Things are not looking good for the Minnesota Wild right now when it comes to winning games in the NHL. Having just suffered a demoralizing 5-1 defeat to the Vegas Golden Knights to start a seven-game homestand against very good hockey teams that can define the entire season, the confidence to claim that this team can be something similar to last year’s is non-existent.

But that is not where the focus is as the league crawls towards the NHL trade deadline on March 3. Sure, expectations were that this team is good enough to make the playoffs — they are still more likely to enter the postseason than not — unfortunately the reality has now been understood that this roster is just not quite there and does not deserve to be invested in yet.

Wild GM Bill Guerin has already accepted that he will not be spending prime assets to get win-now players because it just won’t add up.

“We’re still just not in a position where we want to give up first- and second-round picks for somebody we know that will be a rental,” Guerin said on Thursday’s episode of Straight From The Source. “We hope that (Jordan) Greenway can start scoring more, (Ryan) Hartman can start scoring more, (Marcus) Foligno can start scoring more — guys like that can just start contributing offensively a little a little bit more. That would be the best scenario because then we can solve a lot of things, a lot of problems internally.”

The whole entire plan is really just hoping that some dudes can just start producing like they have in the past. Maybe Foligno won’t lead the entire league in shooting percentage with 23.5 percent of his shots ending up as goals, but as of right now he’s at a career-low 7.3 percent. Guerin — and some sensible and patient fans — are betting that regression to the mean will happen and more goals will happen.

That’s with the roster right now, though. The general manager mentioning that he’s not even willing to trade a second-round pick for a rental is extremely telling. This organization values draft picks and prospects over anything short-term solution and wants to plan for seasons that we can’t even fathom right now.

Some smart people recently ranked the Wild’s prospect pool as the best in the entire league and that bounty of future potential players is not going to get touched to try and solve Right-Now Problems.
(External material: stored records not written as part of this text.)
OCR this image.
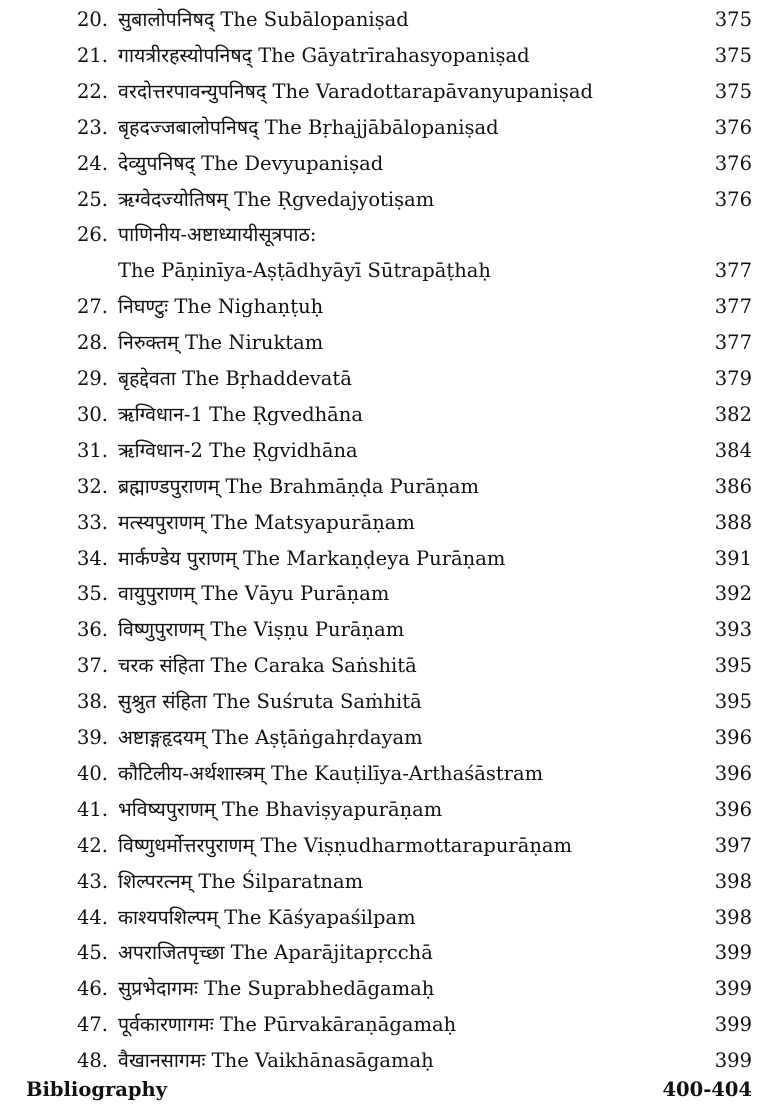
20. सुबालोपनिषद् The Subālopaniṣad	375
21. गायत्रीरहस्योपनिषद् The Gāyatrīrahasyopaniṣad	375
22. वरदोत्तरपावन्युपनिषद् The Varadottarapāvanyupaniṣad	375
23. बृहदज्जबालोपनिषद् The Bṛhajjābālopaniṣad	376
24. देव्युपनिषद् The Devyupaniṣad	376
25. ऋग्वेदज्योतिषम् The Ṛgvedajyotiṣam	376
26. पाणिनीय-अष्टाध्यायीसूत्रपाठ:
The Pāṇinīya-Aṣṭādhyāyī Sūtrapāṭhaḥ	377
27. निघण्टुः The Nighaṇṭuḥ	377
28. निरुक्तम् The Niruktam	377
29. बृहद्देवता The Bṛhaddevatā	379
30. ऋग्विधान-1 The Ṛgvedhāna	382
31. ऋग्विधान-2 The Ṛgvidhāna	384
32. ब्रह्माण्डपुराणम् The Brahmāṇḍa Purāṇam	386
33. मत्स्यपुराणम् The Matsyapurāṇam	388
34. मार्कण्डेय पुराणम् The Markaṇḍeya Purāṇam	391
35. वायुपुराणम् The Vāyu Purāṇam	392
36. विष्णुपुराणम् The Viṣṇu Purāṇam	393
37. चरक संहिता The Caraka Saṅshitā	395
38. सुश्रुत संहिता The Suśruta Saṁhitā	395
39. अष्टाङ्गहृदयम् The Aṣṭāṅgahṛdayam	396
40. कौटिलीय-अर्थशास्त्रम् The Kauṭilīya-Arthaśāstram	396
41. भविष्यपुराणम् The Bhaviṣyapurāṇam	396
42. विष्णुधर्मोत्तरपुराणम् The Viṣṇudharmottarapurāṇam	397
43. शिल्परत्नम् The Śilparatnam	398
44. काश्यपशिल्पम् The Kāśyapaśilpam	398
45. अपराजितपृच्छा The Aparājitapṛcchā	399
46. सुप्रभेदागमः The Suprabhedāgamaḥ	399
47. पूर्वकारणागमः The Pūrvakāraṇāgamaḥ	399
48. वैखानसागमः The Vaikhānasāgamaḥ	399
Bibliography	400-404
Other teams might panic with some commitments to high-end players like Kirill Kaprizov, but Guerin seems fairly calm in his approach of a team underperforming or exposing themselves to be exactly what this mediocre roster is.
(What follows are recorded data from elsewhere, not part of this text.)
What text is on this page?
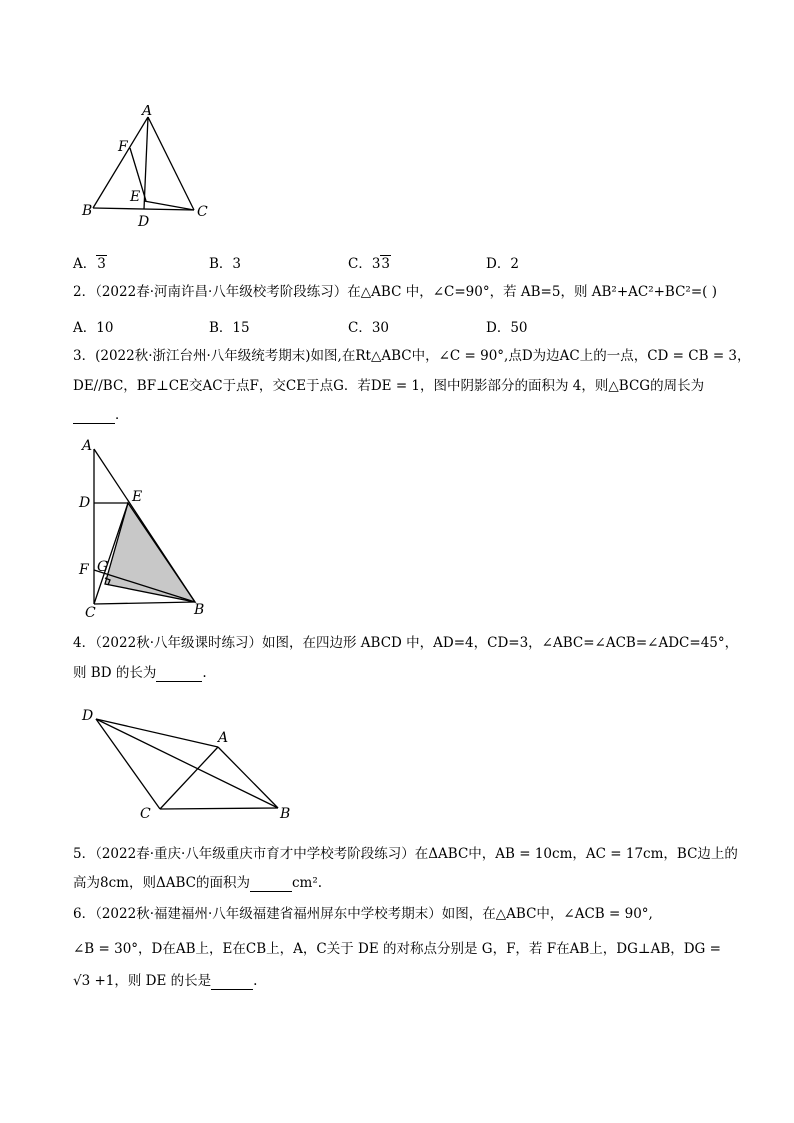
A
F
E
B	C
D
A．3	B．3	C．33	D．2
2．（2022春·河南许昌·八年级校考阶段练习）在△ABC 中，∠C=90°，若 AB=5，则 AB²+AC²+BC²=( )
A．10	B．15	C．30	D．50
3．(2022秋·浙江台州·八年级统考期末)如图,在Rt△ABC中，∠C = 90°,点D为边AC上的一点，CD = CB = 3，
DE//BC，BF⊥CE交AC于点F，交CE于点G．若DE = 1，图中阴影部分的面积为 4，则△BCG的周长为
．
A
D	E
F G
C	B
4．（2022秋·八年级课时练习）如图，在四边形 ABCD 中，AD=4，CD=3，∠ABC=∠ACB=∠ADC=45°，
则 BD 的长为	.
D
A
C	B
5．（2022春·重庆·八年级重庆市育才中学校考阶段练习）在ΔABC中，AB = 10cm，AC = 17cm，BC边上的
高为8cm，则ΔABC的面积为	cm².
6．（2022秋·福建福州·八年级福建省福州屏东中学校考期末）如图，在△ABC中，∠ACB = 90°,
∠B = 30°，D在AB上，E在CB上，A，C关于 DE 的对称点分别是 G，F，若 F在AB上，DG⊥AB，DG =
√3 +1，则 DE 的长是	.
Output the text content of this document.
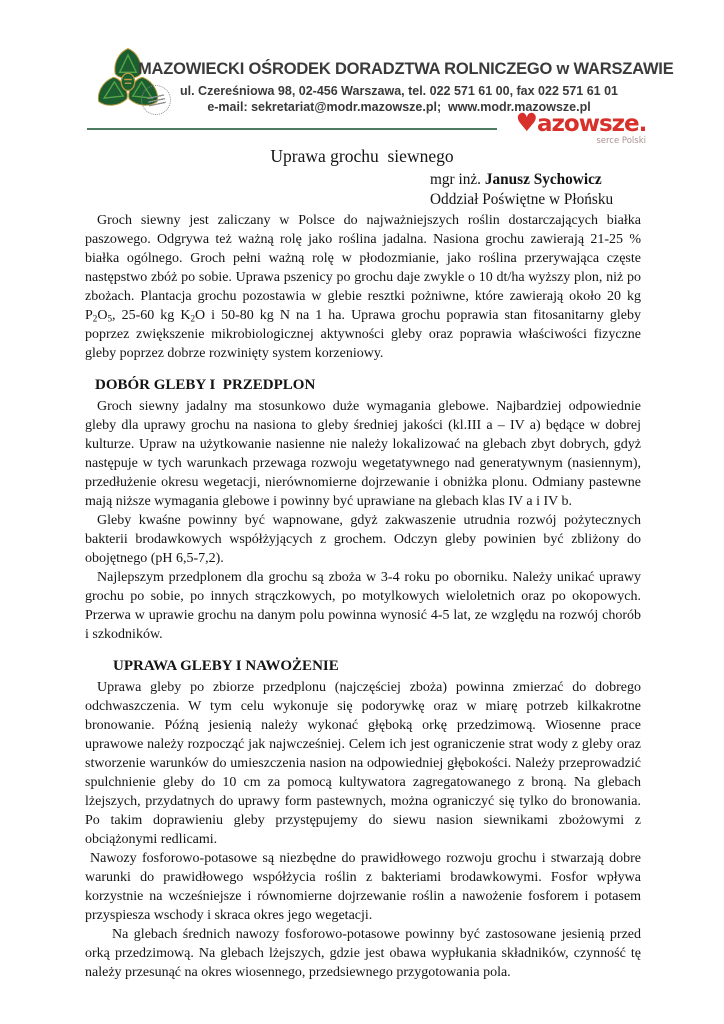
MAZOWIECKI OŚRODEK DORADZTWA ROLNICZEGO w WARSZAWIE
ul. Czereśniowa 98, 02-456 Warszawa, tel. 022 571 61 00, fax 022 571 61 01
e-mail: sekretariat@modr.mazowsze.pl;  www.modr.mazowsze.pl
♥azowsze.
serce Polski
Uprawa grochu  siewnego
mgr inż. Janusz Sychowicz
Oddział Poświętne w Płońsku

Groch siewny jest zaliczany w Polsce do najważniejszych roślin dostarczających białka paszowego. Odgrywa też ważną rolę jako roślina jadalna. Nasiona grochu zawierają 21-25 % białka ogólnego. Groch pełni ważną rolę w płodozmianie, jako roślina przerywająca częste następstwo zbóż po sobie. Uprawa pszenicy po grochu daje zwykle o 10 dt/ha wyższy plon, niż po zbożach. Plantacja grochu pozostawia w glebie resztki pożniwne, które zawierają około 20 kg $P_2O_5$, 25-60 kg $K_2O$ i 50-80 kg N na 1 ha. Uprawa grochu poprawia stan fitosanitarny gleby poprzez zwiększenie mikrobiologicznej aktywności gleby oraz poprawia właściwości fizyczne gleby poprzez dobrze rozwinięty system korzeniowy.

DOBÓR GLEBY I  PRZEDPLON

Groch siewny jadalny ma stosunkowo duże wymagania glebowe. Najbardziej odpowiednie gleby dla uprawy grochu na nasiona to gleby średniej jakości (kl.III a – IV a) będące w dobrej kulturze. Upraw na użytkowanie nasienne nie należy lokalizować na glebach zbyt dobrych, gdyż następuje w tych warunkach przewaga rozwoju wegetatywnego nad generatywnym (nasiennym), przedłużenie okresu wegetacji, nierównomierne dojrzewanie i obniżka plonu. Odmiany pastewne mają niższe wymagania glebowe i powinny być uprawiane na glebach klas IV a i IV b.

Gleby kwaśne powinny być wapnowane, gdyż zakwaszenie utrudnia rozwój pożytecznych bakterii brodawkowych współżyjących z grochem. Odczyn gleby powinien być zbliżony do obojętnego (pH 6,5-7,2).

Najlepszym przedplonem dla grochu są zboża w 3-4 roku po oborniku. Należy unikać uprawy grochu po sobie, po innych strączkowych, po motylkowych wieloletnich oraz po okopowych. Przerwa w uprawie grochu na danym polu powinna wynosić 4-5 lat, ze względu na rozwój chorób i szkodników.

UPRAWA GLEBY I NAWOŻENIE

Uprawa gleby po zbiorze przedplonu (najczęściej zboża) powinna zmierzać do dobrego odchwaszczenia. W tym celu wykonuje się podorywkę oraz w miarę potrzeb kilkakrotne bronowanie. Późną jesienią należy wykonać głęboką orkę przedzimową. Wiosenne prace uprawowe należy rozpocząć jak najwcześniej. Celem ich jest ograniczenie strat wody z gleby oraz stworzenie warunków do umieszczenia nasion na odpowiedniej głębokości. Należy przeprowadzić spulchnienie gleby do 10 cm za pomocą kultywatora zagregatowanego z broną. Na glebach lżejszych, przydatnych do uprawy form pastewnych, można ograniczyć się tylko do bronowania. Po takim doprawieniu gleby przystępujemy do siewu nasion siewnikami zbożowymi z obciążonymi redlicami.

Nawozy fosforowo-potasowe są niezbędne do prawidłowego rozwoju grochu i stwarzają dobre warunki do prawidłowego współżycia roślin z bakteriami brodawkowymi. Fosfor wpływa korzystnie na wcześniejsze i równomierne dojrzewanie roślin a nawożenie fosforem i potasem przyspiesza wschody i skraca okres jego wegetacji.

Na glebach średnich nawozy fosforowo-potasowe powinny być zastosowane jesienią przed orką przedzimową. Na glebach lżejszych, gdzie jest obawa wypłukania składników, czynność tę należy przesunąć na okres wiosennego, przedsiewnego przygotowania pola.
The long-term approach to just about everything that happens with this team is good, but can also be a little unsatisfactory for people that just want more out of what they’re currently watching. Whether it is bringing in some internal young talent or getting someone like James van Riemsdyk or a similarly-experienced scorer for a mid-round pick, the Wild are going to make some moves before March 3, but it will not be sacrificing any important part of the Wild’s future, that is for sure.